If you’re shooting the night sky near a lake, and the weather is still, there’s a great opportunity to reflect the stars in the water. There are several ways to do this, depending on the conditions. We prefer to do the hard work in the shoot, so would suggest changing your focal point to the water and taking an exposure, then setting your focus back to the night sky and taking the exact same shot. You can merge them later in edit. You may find you need to balance your shutter speed a little here, depending on the conditions – a 20 second exposure will capture the reflection of the stars, but you may pick up movement on the water that reduces the clarity. You could try shorter exposures for your reflection shot, but may have to work harder to bring out the stars in edit. Something like Lightroom’s linear gradient edits are perfect for bringing out the clarity and sharpness of reflections, so give that a go.
While we’d usually recommend setting your white balance to a slightly cooler temperature for astro shots, you can experiment with either the manual WB settings, or the presets, to create interesting tints and variations to your shots. If you’re getting a little light pollution, adjusting the white balance can actually make it look like a feature of the photo (we recommend cooling it right down and seeing the effect that has), although you’d need a gradient filter to reduce noise if you’re closer to an urban area. Speaking of which…

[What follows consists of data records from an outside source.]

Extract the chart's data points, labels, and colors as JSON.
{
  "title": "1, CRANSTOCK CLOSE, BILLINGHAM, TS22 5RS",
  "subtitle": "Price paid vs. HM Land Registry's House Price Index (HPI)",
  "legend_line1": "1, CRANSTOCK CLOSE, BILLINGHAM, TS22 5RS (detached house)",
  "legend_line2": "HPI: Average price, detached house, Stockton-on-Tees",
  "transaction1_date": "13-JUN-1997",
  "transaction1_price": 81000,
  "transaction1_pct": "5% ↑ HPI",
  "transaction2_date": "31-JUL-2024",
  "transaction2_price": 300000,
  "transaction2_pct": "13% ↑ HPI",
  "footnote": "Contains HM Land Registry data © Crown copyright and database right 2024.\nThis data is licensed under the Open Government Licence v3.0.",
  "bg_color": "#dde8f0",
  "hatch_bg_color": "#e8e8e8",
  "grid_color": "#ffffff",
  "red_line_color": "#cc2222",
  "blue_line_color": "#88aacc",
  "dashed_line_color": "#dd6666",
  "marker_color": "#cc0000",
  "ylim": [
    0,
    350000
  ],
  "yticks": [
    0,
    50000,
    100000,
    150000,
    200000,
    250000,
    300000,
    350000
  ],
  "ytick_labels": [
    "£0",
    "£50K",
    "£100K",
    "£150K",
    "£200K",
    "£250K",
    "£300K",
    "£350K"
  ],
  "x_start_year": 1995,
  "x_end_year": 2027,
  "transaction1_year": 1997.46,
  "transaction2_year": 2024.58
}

If you’ve got plenty of cash and want to try shooting near a little light pollution, so you can get more urban foreground images, you could consider using a graduated ND filter, like these 0.3, 0.6, and 0.9 landscape filters from Lee. What these allow you to do is block out some of the light at the bottom of your image, so if you’re getting noise pollution from the ground upwards, applying a 0.6 grad filter (for example) allows you to essentially make the bottom of your image about 2-stops darker. It all depends on your location, and we’d always recommend shooting in dark skies for astro, but it is possible to photograph stars near urban areas with the right kit and a little experimentation.